The following is a guest piece written by Shannon Reedy, chief brand officer at Terakeet. Opinions are the author’s own.
A brand crisis used to play out in predictable stages: a spark, a media cycle, a response, and then it dies down. In the era of artificial intelligence, that playbook has become outdated, as demonstrated by the recent Campbell’s Soup controversy.
After an alleged executive conversation went viral, the fallout was swift and measurable. Beyond traditional media coverage, the narrative was quickly reinforced across AI platforms and search engines, extending its reach and impact.
The incident reveals a new crisis-management reality. When AI becomes the first stop for information, a negative brand story spreads faster and lingers longer, and can dangerously represent “truth” for critical audiences like your employees, shareholders and customers.
It raises a critical question for brands: How do you respond when the algorithms are shaping the story faster than you can?
Brand havoc
In November, news surfaced about a lawsuit alleging that a Campbell’s executive made disparaging remarks about the company’s products, referring to them as “highly [processed] food” for “poor people.” The executive also allegedly claimed the brand uses “bioengineered meat” and made derogatory comments about employees.
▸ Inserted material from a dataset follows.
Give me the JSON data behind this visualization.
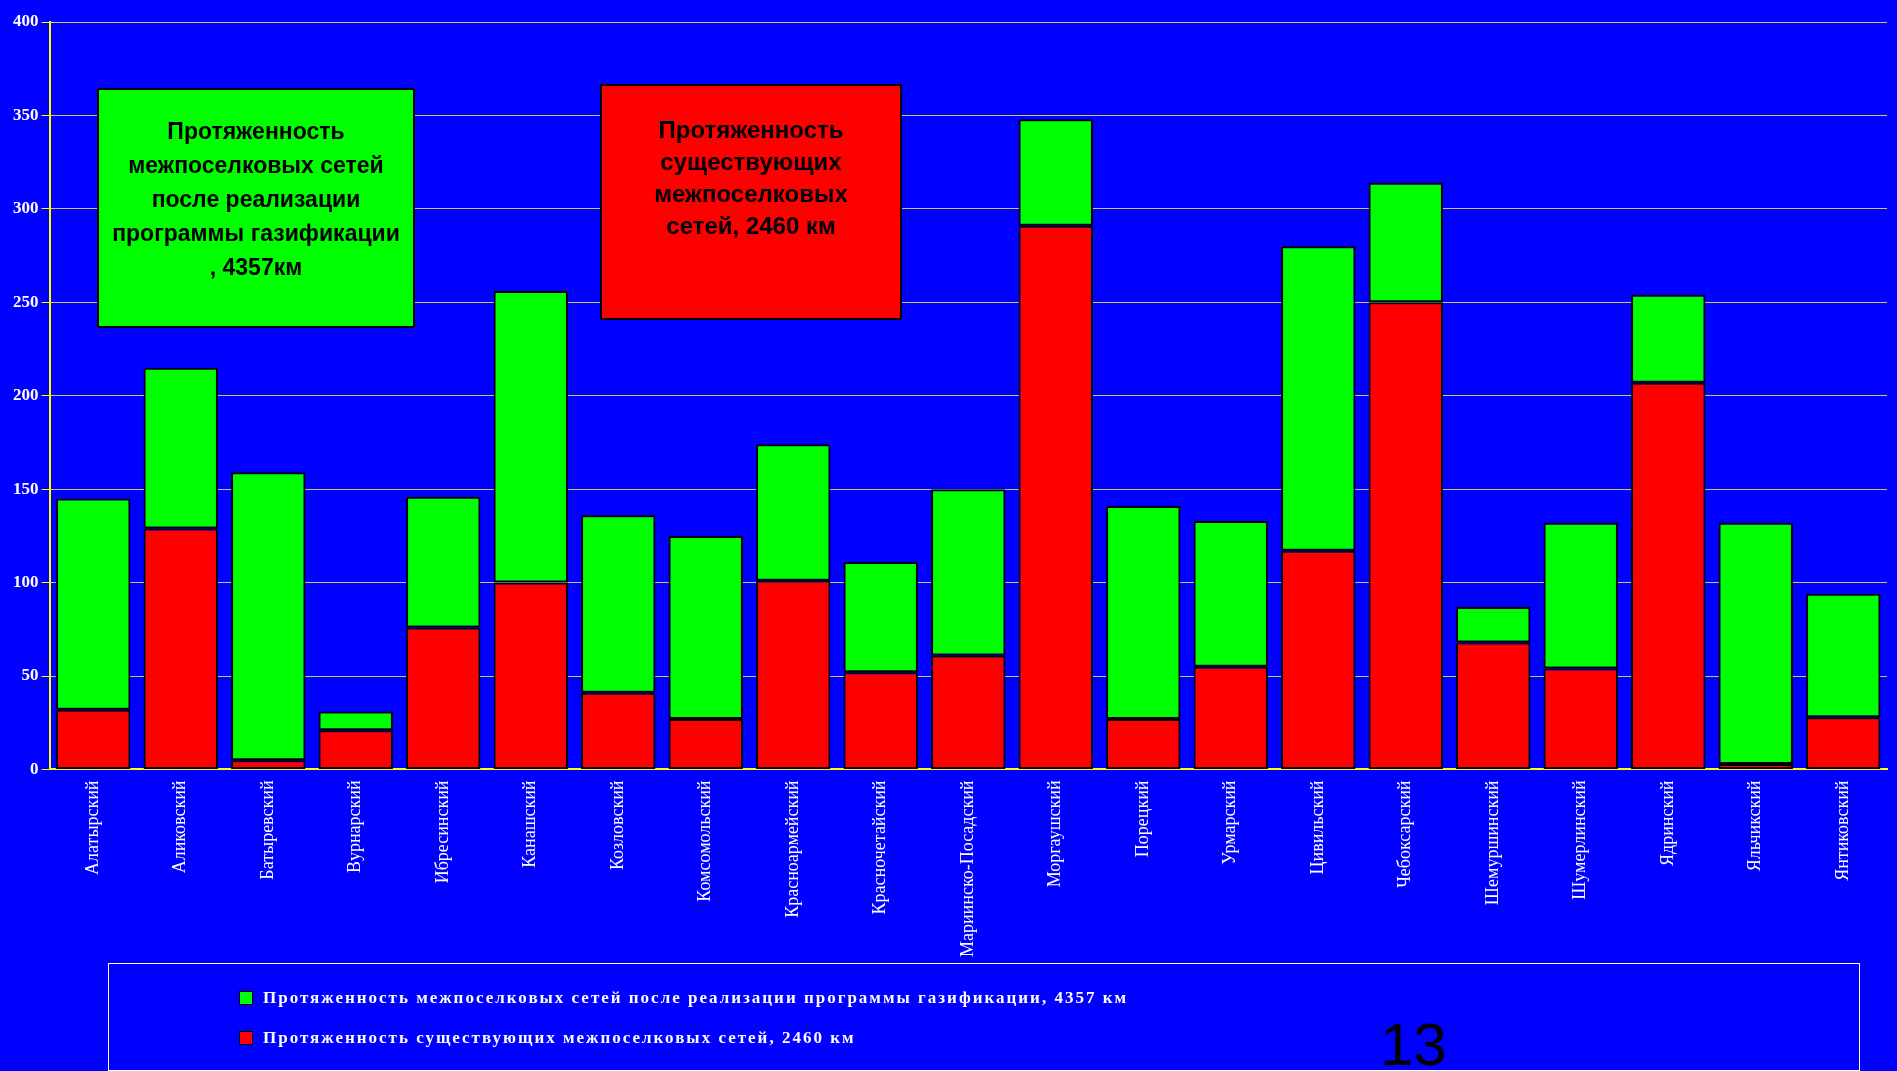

In the aftermath, Terakeet’s analysis found that Campbell’s experienced a surge to 70% negative news sentiment and page-one search real estate flooded with damaging narratives.
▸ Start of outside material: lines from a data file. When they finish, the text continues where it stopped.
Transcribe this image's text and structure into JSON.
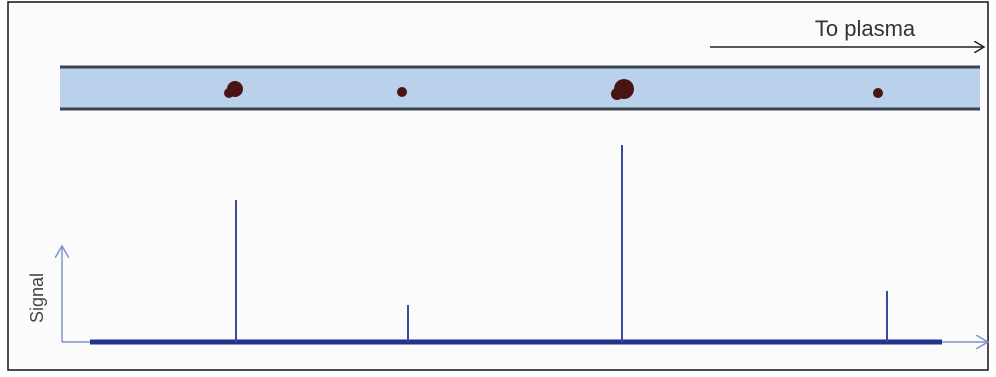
{
  "header": {
    "direction_label": "To plasma"
  },
  "axis": {
    "y_label": "Signal"
  }
}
Anyone who searched the Campbell’s brand or its products would now be met with the story in prominent Google features like the news feed, People Also Ask section and AI Overviews. Years of marketing and branding were wiped away in an instant.
One of the biggest risks AI introduces is its inherent bias toward negative information. In the digital ecosystem, sensational or controversial stories attract outsized attention, and once they gain momentum, they’re quickly reinforced and amplified across platforms.
That’s exactly what happened with Campbell’s. Coverage spread rapidly across social media and traditional news outlets, creating a flood of new content that AI systems began ingesting and reinforcing.
The story drove a spike in searches around “3D-printed meat” and questions about whether Campbell’s uses real meat, and generative AI didn’t step in to correct the narrative. Instead, it surfaced fragmented context, pulling language from Campbell’s own website referencing “mechanically separated chicken,” which further muddied perception rather than clarifying it.
The consequences of a reputational event like this extend well beyond headlines. In addition to the immediate erosion of consumer trust driven by questions about product integrity, Campbell’s experienced a 7.3% drop in its stock price, per Terakeet’s analysis. That translates to a drop of $684 million in market capitalization.
Consumer response followed quickly. Calls for boycotts emerged in reaction to the executive’s flippant remarks, underscoring how leadership behavior and executive visibility can directly influence purchasing decisions and brand loyalty.
The ripple effects are likely to extend into talent and employer branding as well. Allegations surrounding the employee who recorded the remarks — and their subsequent termination and lawsuit — introduce another layer of reputational risk. For prospective employees, these narratives shape perceptions of company culture, leadership accountability and psychological safety, all of which can impact recruiting and retention.
Be proactive, not reactive
The Campbell’s Company issued formal statements and published a press release on its website reaffirming that the ingredients used in its products are real. This traditional public relations response helped reintroduce factual information into the conversation, and early signals suggest that AI systems are already beginning to reference the company’s clarification.
However, this alone is not enough to reset the narrative now circulating online. Once controversy is widely distributed across news, social and search, it becomes part of the data layer AI relies on. This makes online perception harder to correct after the fact.
Ideally, Campbell’s would have taken a more proactive approach, strengthening its search presence and narrative landscape before a crisis emerged. By publishing authoritative, clarifying assets in advance, the brand could have established a stronger foundation. Brands that have strong owned digital assets in place effectively create a firewall that helps protect against misinterpretation when scrutiny inevitably arrives.
When page-one search results are fortified with credible, brand-controlled content, negative moments are far less likely to dominate visibility or linger after the news cycle fades. Strong search foundations don’t eliminate risk, but they significantly reduce how long and how loudly controversy echoes online.
Equally important is ongoing monitoring of how your brand appears in generative AI platforms like ChatGPT, Gemini and Perplexity. As more consumers turn to these tools for news and context, AI-generated summaries are becoming a primary touchpoint for brand perception. Ensuring accuracy in these outputs is a critical part of modern reputation management.
Campbell’s experience underscores a broader shift in how brand reputation is formed and sustained. In an environment where search engines, social platforms, and generative AI systems collectively shape public perception, reputation is no longer something brands can correct after the fact.
The brands that will emerge strongest are those that treat brand visibility and their reputation as a strategic asset, investing early in their online narrative clarity, search real estate and AI sentiment. Because once a story takes hold, the question isn’t whether it will influence AI — it’s how your brand is consistently shaping AI outputs.